Dimmesdale in The Scarlet Letter Essay Example
Throughout The Scarlet Letter, Puritan values are strongly emphasized and utilized throughout the novel. One particular theme that remains prominent is the theme of sin. Reverend Arthur Dimmesdale is a main figure of sin in The Scarlet Letter since he is a sinner but refuses to accept his sins. In the setting of Nathaniel Hawthorne’s novel The Scarlet Letter, Dimmesdale is a hypocritical figure because instead of admitting his sins to the community like a true minister, he hides the fact that he is a sinner and a liar which leads to his demise.
Dimmesdale is the epitome of a hypocrite because as a priest he teaches from the Bible but refuses to stand with his wife and daughter in public which results in his death. He preaches to the community about how horrible it is to sin, but he himself is a sinner that does not own up to it. A true priest would come clean to his congregation instead of shaming Hester Prynne for her sin which is equal to his. Pearl asks Dimmesdale, “‘Wilt thou stand here with mother and me, to-morrow [on the scaffold at] noontide?’” (Hawthorne 230), and he refuses by saying, “‘Nay; not so, my little Pearl,’…‘not so, my child. I shall, indeed, stand with thy mother and thee one other days, but not to-morrow.’” This quote supports Dimmesdale as a hypocrite because even though he and Hester committed the same sin he continues to think of himself as higher than her so he blames her for his sin. He also fails to acknowledge Pearl at all because she is a product of their sin. Dimmesdale preaches to the community how horrible sin is but he fails to accept that he is a sinner as well by standing with Hester and Pearl on the scaffold. By the end of The Scarlet Letter, Dimmesdale finally realizes when it is too late that he should stand with his wife and daughter, but he ends up paying for his actions with his death. At the last scaffold scene, the state of the minister’s body is was nearing death but he proceeded to do his last sermon and confesses to the community. After he confesses his sin to the community, he bids farewell and breathes his las.

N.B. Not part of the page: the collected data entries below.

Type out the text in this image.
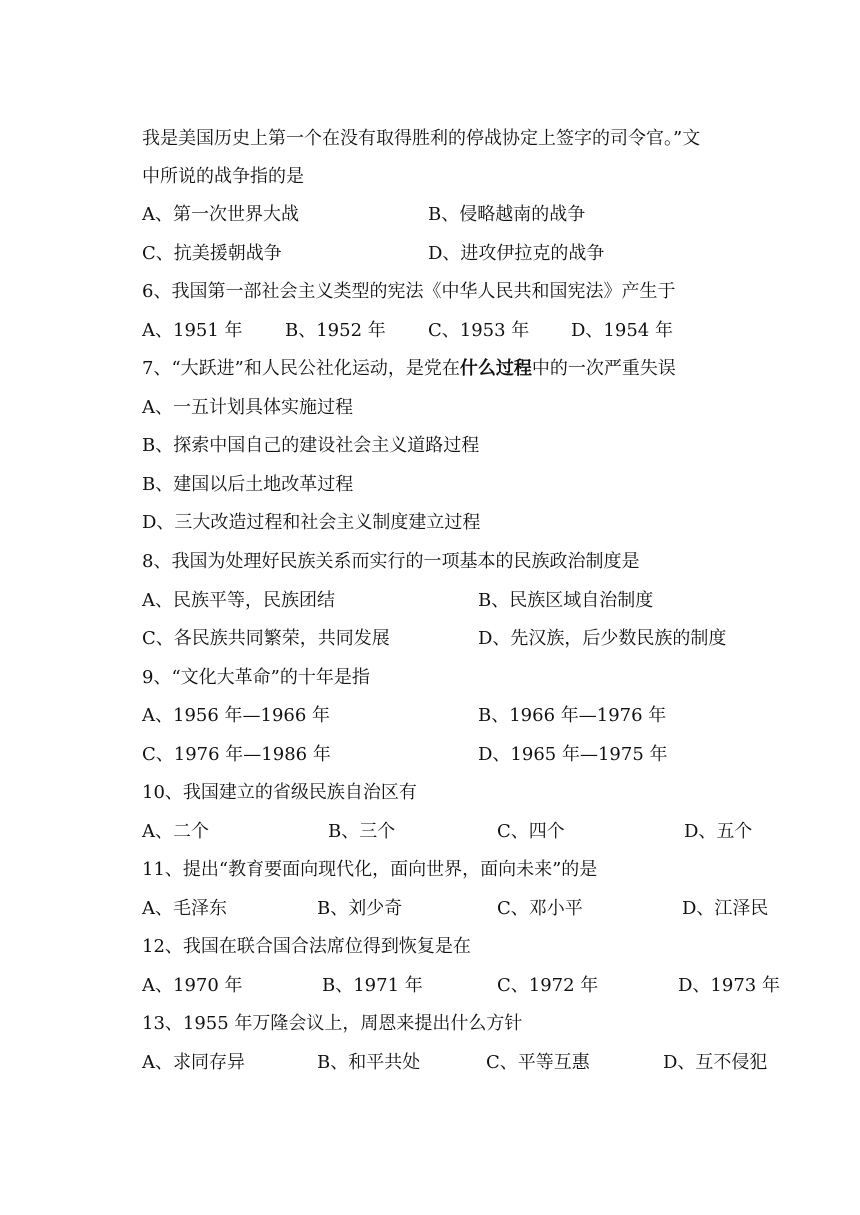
我是美国历史上第一个在没有取得胜利的停战协定上签字的司令官。”文
中所说的战争指的是
A、第一次世界大战	B、侵略越南的战争
C、抗美援朝战争	D、进攻伊拉克的战争
6、我国第一部社会主义类型的宪法《中华人民共和国宪法》产生于
A、1951 年 B、1952 年 C、1953 年 D、1954 年
7、“大跃进”和人民公社化运动，是党在什么过程中的一次严重失误
A、一五计划具体实施过程
B、探索中国自己的建设社会主义道路过程
B、建国以后土地改革过程
D、三大改造过程和社会主义制度建立过程
8、我国为处理好民族关系而实行的一项基本的民族政治制度是
A、民族平等，民族团结	B、民族区域自治制度
C、各民族共同繁荣，共同发展	D、先汉族，后少数民族的制度
9、“文化大革命”的十年是指
A、1956 年—1966 年	B、1966 年—1976 年
C、1976 年—1986 年	D、1965 年—1975 年
10、我国建立的省级民族自治区有
A、二个	B、三个	C、四个	D、五个
11、提出“教育要面向现代化，面向世界，面向未来”的是
A、毛泽东	B、刘少奇	C、邓小平	D、江泽民
12、我国在联合国合法席位得到恢复是在
A、1970 年	B、1971 年	C、1972 年	D、1973 年
13、1955 年万隆会议上，周恩来提出什么方针
A、求同存异	B、和平共处	C、平等互惠	D、互不侵犯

Dimmesdale is responsible for the majority of his actions. In the novel, he is aware of what will become of him if he keeps enduring his sin in secret but is not strong enough to confess. He tries to confess to the community by saying that he is a sinner, but instead the community praises him for showing humility. In order to purge his guilt, Dimmesdale scourges himself and fasts, causing his health to deteriorate. He also believes that he bears a greater burden than Hester and blames her for the pain he experiences. The quote, “‘All the dread of public exposure, that had so long been the anguish of his life, had returned upon him,’’ reveals that the minister’s guilt is the result of his fear of taking responsibility his actions. Dimmesdale fears that if he admits his sin to the congregation, his holy image will be destroyed and he will lose his reputation. This causes Dimmesdale keep his guilt eating at him inside instead of coming clean to the community. He is responsible for the majority of his actions because it was his choice on choosing to come clean, but he chose to be a coward who runs away from taking responsibility for acts.
The townsfolk are partly responsible for forcing Dimmesdale into his position because they are one of the factors that cause his fear of being publicly shamed. In Puritan society, sin is taken very seriously and as a minister who preaches from the Bible, Dimmesdale is pressured to live by high morals. The townsfolk revere him as a “savior” figure because he tells the community that he is a sinner and is unworthy of their respect. When he says this, the worshippers feel a sense of unity and praise him for showing humility. An example of how the community views Dimmesdale is during the first scaffolding scene when a townsman says, “‘You must needs be a stranger in this region, friend’… ‘else you would surely have heard of Mistress Hester Prynne and her evil doings. She hath raised a great scandal, I promise you in godly Master Dimmesdale’s church’” (Hawthorne 93). The quote shows that Dimmesdale is seen as a holy figure in the community and is even deemed as “godly.” The community influences his actions because he is sensitive to the approval of the congregation and fears being publicly shamed because of his sins. Dimmesdale feels like he needs to conceal his secret in order to keep his the image of being the perfect Puritan minister. Since the community is so strongly opposed to sin, places such high emphasis on Puritan values, and highly respects Dimmesdale as a minister, he feels as if he needs to uphold his image. The pressure that the townsfolk put on Dimmesdale to be perfect show that they are partly influencing his actions.